Dopo averla cercata al citofono, mi fece trovare la porta di casa semiaperta, com'era suo costume. Il prosecco era in frigo e con un mezzo sorriso Anita me lo porse per stapparlo, sedendosi sul divano con due


calici in mano. In casa girava sempre in tuta sportiva e Nike ai piedi, e ora portava una felpa color petrolio col cappuccio. Quando le facevo visita, non si cambiava. Mi riceveva così come si trovava. Un abbigliamento pratico che le consentiva facilmente piccole uscite per andare a correre a qualunque ora. Ci teneva alla sua forma fisica.
– Domani ti ricordo che viene il ragioniere Angeletti.
– L'amministratore del condominio? Lei annuì.
– Lui sa che lavoro per te. Non chiedo sconti, ma almeno qualche attenzione in più. Fagli capire che te ne ho parlato.

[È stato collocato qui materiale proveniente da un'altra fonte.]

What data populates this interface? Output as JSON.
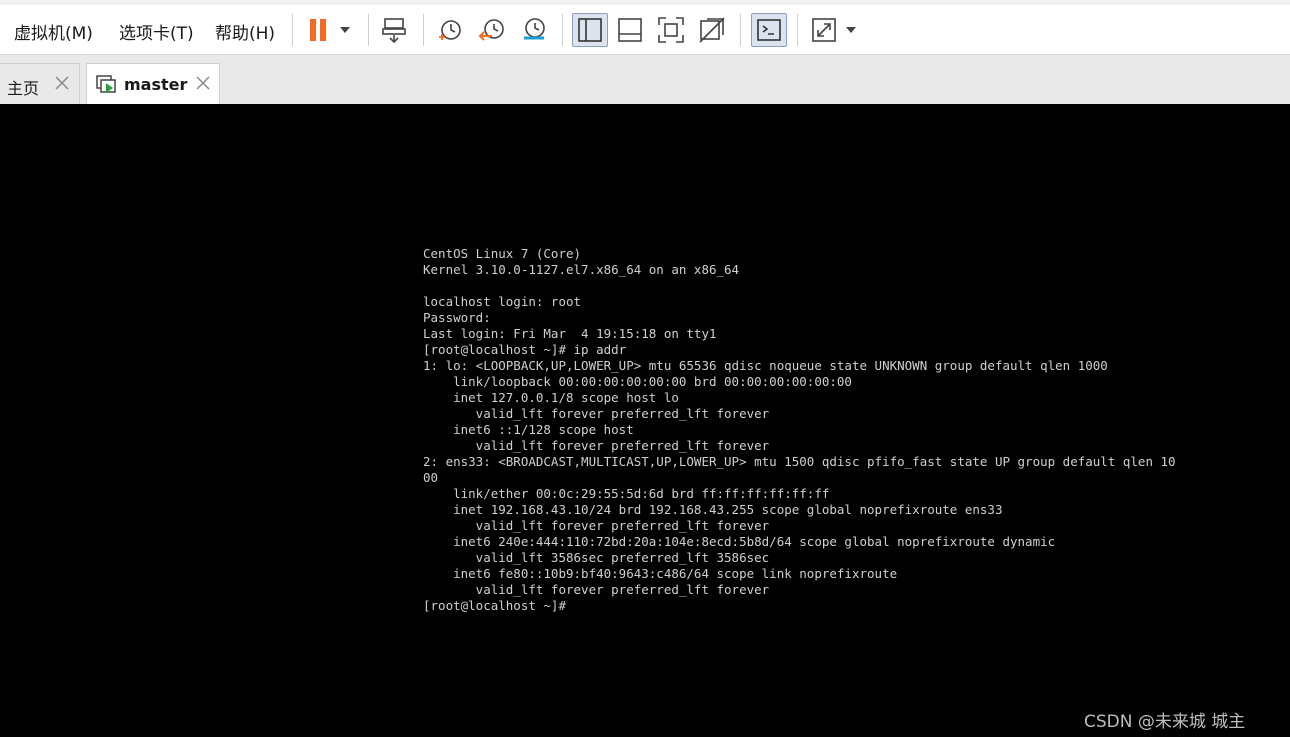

– Angeletti... sì, ricordo. Operato di bypass due anni fa. Comunque sarà solo un controllo, raccomandagli di portare tutti i referti pregressi. Senza quelli e senza le mie precedenti ricette è come se non l'avessi mai visto.
– Lo so, lo so.
– Ma lasciamo da parte il lavoro – dissi. – Ti volevo proporre, uno dei prossimi giorni, magari un sabato, una gita.
– Dove?
– So di un posto verso Cerveteri, più o meno un'ora di macchina. È una trattoria di campagna, ormai siamo in primavera. Dai, è un'occasione per una giornata di relax. – Incendiai la punta di una Winston con il mio Zippo e mi alzai per rabboccare il calice. – Al circolo del tennis ho letto su una rivista delle buone recensioni e...
– E? Michele? E accadde.
Un'improvvisa mancanza di respiro, come se un colpo di maglio avesse sputato fuori tutta l'aria dal mio petto, mi sorprese di colpo. Spensi la sigaretta e mi spensi anch'io. Mi girò tutto intorno e, come fosse il trailer di un film, vidi...
... il campo operatorio rosso di sangue e verde di telini che avevo lasciato poco prima...
... le facce mascherate di Federico, Carmen, delle infermiere...
... e persino la Vespa dei miei vent'anni. Poi più nulla.